Deleuze e Foucault baseiam seu trabalho em uma crítica às “grandes narrativas” que
tentariam explicar tudo, de forma que a noção de ideologia seria uma visão muito
simplista de ver o mundo para eles. Entretanto, Spivak vai contestar essa ideia,
dizendo que o Sujeito que eles constroem é, assim, um sujeito sem determinações
geopolíticas: eles homogeneízam a experiência humana, tornam esses “sujeitos” em
sujeitos anônimos e monolíticos. Nesse sentido, Deleuze e Foucault ignorariam a
divisão internacional do trabalho, que existem pessoas que são marcadas pelas
diferenças (de gênero, de raça, de classe) e que são marcadas por essa divisão
internacional do trabalho, pela exploração capitalista, e que, esses autores não
parecem estar cientes de que o intelectual, “inserido no contexto do capital socializado
e alardeando a experiência concreta, pode ajudar a consolidar a divisão internacional
do trabalho”. Ou seja, trata-se de uma posição que valoriza a experiência concreta do
oprimido, ao mesmo tempo em que se mostra acrítica quanto ao papel do intelectual.
Essa noção de “experiência concreta” diz respeito ao fato de que Deleuze e Guattari
atribuem valor para as “pequenas instâncias do dia-a-dia”, o que, para Spivak, significa
perder de vista o quadro geral: ou seja, as formas de colonialismo e capitalismo que
atuam sobre as pessoas.
Spivak chama atenção, ainda, para a declaração de Deleuze de que “não há mais
representação, não há nada além da ação”. Ela chama atenção para os dois sentidos
do termo “representação”, ou seja, o teórico/intelectual nem representaria (no
sentido de falar por) o grupo oprimido, e o sujeito não é visto como uma consciência
representativa (que representa a realidade adequadamente, no sentido de representar
como uma visão estética que prefigura o ato de performance ou encenação).

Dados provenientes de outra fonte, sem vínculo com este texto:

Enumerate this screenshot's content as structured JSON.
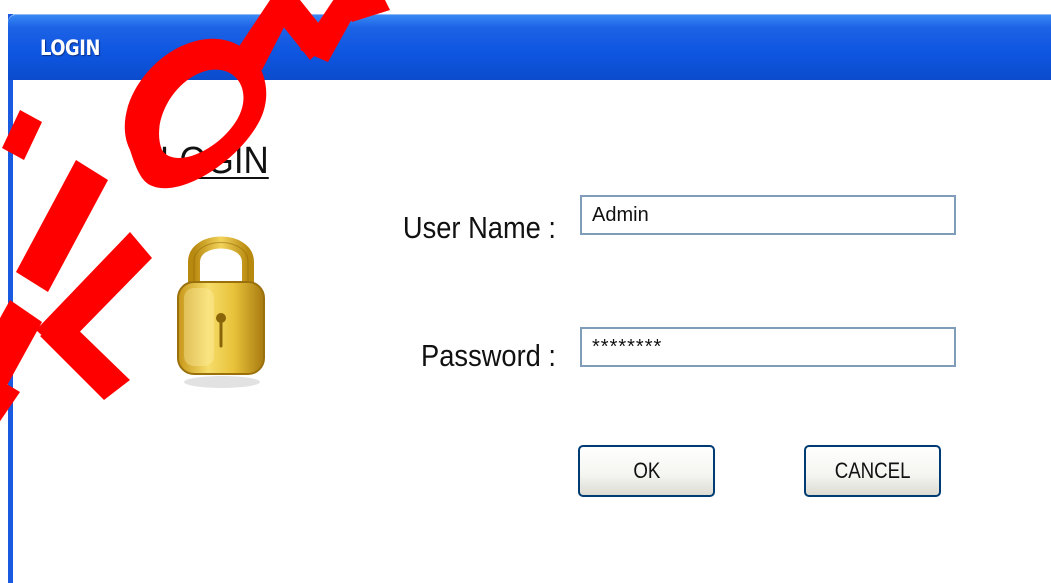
{
  "window": {
    "title": "LOGIN"
  },
  "form": {
    "heading": "LOGIN",
    "username_label": "User Name :",
    "username_value": "Admin",
    "password_label": "Password :",
    "password_value": "********",
    "ok_label": "OK",
    "cancel_label": "CANCEL"
  },
  "icons": {
    "lock": "padlock-icon"
  },
  "colors": {
    "titlebar": "#0e55e0",
    "titlebar_highlight": "#3b8cf5",
    "window_border": "#1a5ae0",
    "input_border": "#7f9db9",
    "button_border": "#003c74",
    "lock_gold": "#e8c23a",
    "watermark": "#ff0000"
  }
}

Ou seja, Deleuze (e Foucault) apagam a representação, o significante. Spivak vai
argumentar, que fazerem isso, esses autores esquecem (mais uma vez) as conexões
com a ideologia, a maneira como a linguagem trabalha junto e dentro da ideologia (ou
seja, movimentos em larga escala e modos de poder que existe no nível mais geral,
“macrológico”). Além disso, eles criam um “Sujeito” que só pode existir quando em
relação a um “Outro” determinado. Esse “Sujeito” seria atado à transparência do
intelectual, essa “transparência” marca o lugar do “interesse”. Deleuze e Foucault
muitas vezes vão falar pelo Outro, em nome do Outro. Isso reproduz o ciclo de falar
pelo Outro o que, em um contexto colonial, é exacerbado:
Então, Spivak irá se opor a esses dois pensadores, a partir do trabalho de Derrida, em
que ele fala sobre desconstrução, o que seria uma espécie de “antídoto” ao problema
que ela identifica em Deleuze e Foucault. Desconstrução, para Derrida, não tem a ver
com desmontar algo. Para ele, é um método que você aplica a uma binariedade
(colonizador x colonizado, sujeito x outro, por ex.) e tenta mostrar que cada lado dessa
binariedade é contingente à existência do outro. Ou seja, essas características não são
identidades em si mesmas, mas só se torna uma quando você tem este “outro” contra
o qual você pode se posicionar (existem em relação um ao outro, não podem ser
separados). Spivak irá usar isso para analisar a divisão entre o Sujeito europeu e o
Outro colonizado: ou seja, esse Outro é criado em resposta à um determinado poder,
um que tenta manter uma superioridade por parte do Sujeito. Derrida quer “tornar
delirante aquela voz interior que é o outro em nós”, para mostrar que aquele outro
que achamos que existe, ou seja, o outro do qual nós poderíamos nos apropriar, já
está dentro da gente, ele não existe naturalmente no mundo, ele é criado justamente
por essa divisão. Ele critica esse perigo de se apropriar do outro por assimilação
(“tornar o pensamento ou o sujeito pensante transparente ou invisível parece [...]
ocultar o reconhecimento implacável do Outro por assimilação” – pg 83).
Spivak finaliza concluindo que não, o subalterno não pode falar: o processo de fala se
caracterizaria por uma transação entre falante e ouvinte e, segundo Spivak, esse
espaço dialógico não se concretiza para o subalterno (que é desinvestido de qualquer
forma de agenciamento). Se refere ao fato de que a fala do subalterno ou do
colonizado é sempre intermediada pela voz de outrem.